The M-Audio Air series is externally powered, has a number of different I/O configurations, most have MIDI… the 192|14 is 8 x 8 with 4 mic pres, 2 DIs, 2 Line Ins and 2 headphone amps for $329 or less. Fewer features cost less. Interestingly, M-Audio's marketing department claims that the 192|14 is only 8 x 4 — you'd think that they'd want to sell some. You can read my full review here under MikeH:

192|14

I'm not pushing M-Audio. In fact, I do not care what you buy. As long as it's the current generation, it's all (really) good. If you like the way the Scarlett Gen 3 or the Mackie PROFxv3 or MOTU M2/4 etc. get it. Do not pay attention to RT Latency numbers — it's all the same and dependent on sample rates and buffer size.

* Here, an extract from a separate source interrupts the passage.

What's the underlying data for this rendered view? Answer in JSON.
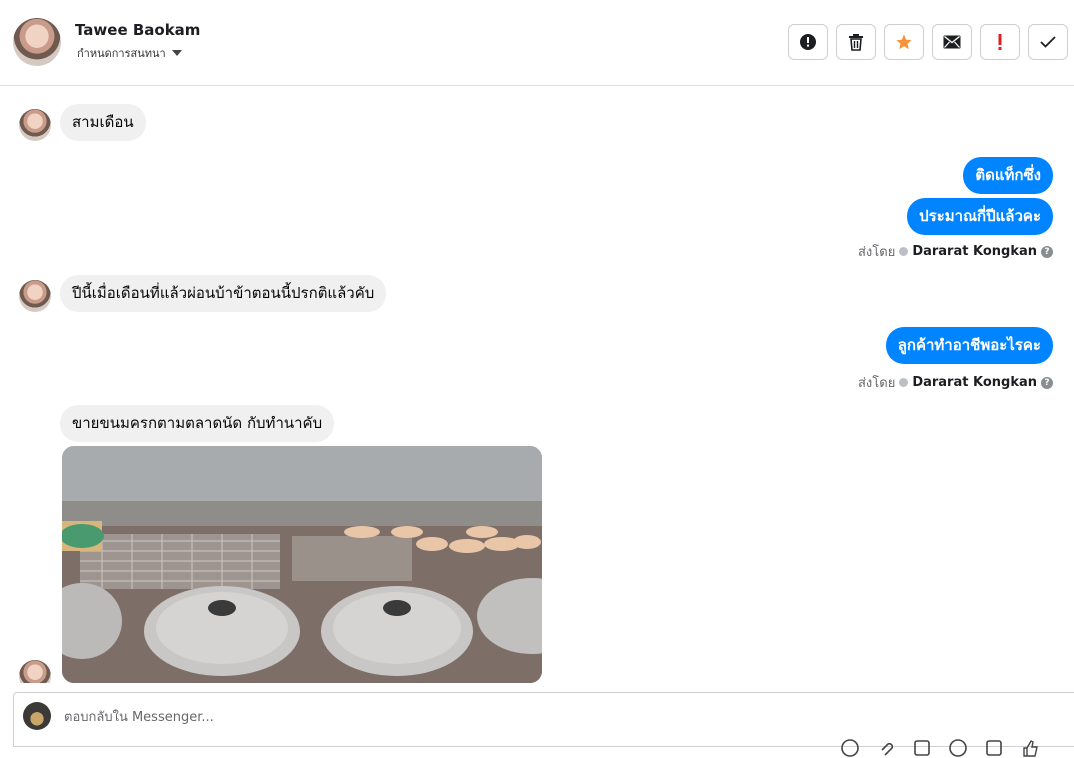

The difference between them is less than moving your ears 2 feet closer or further to your monitor speakers with the PreSonus Thunderbolt 3 interfaces being the fastest—barely.

It's all inexpensive. I would not buy the older gear. No matter how it gets marked down on closeout, the new stuff is the better bargain.


The DAC itself is probably the least part of the equation when it comes to sound quality. The analog components between your audio source and the DAC chip play a much bigger part. Like you mentioned with the SSL that it has it's "vintage" circuit, but it probably has higher quality components than the M-Audio or Focusrite.

Either way, you probably won't hear the difference, and not many people can.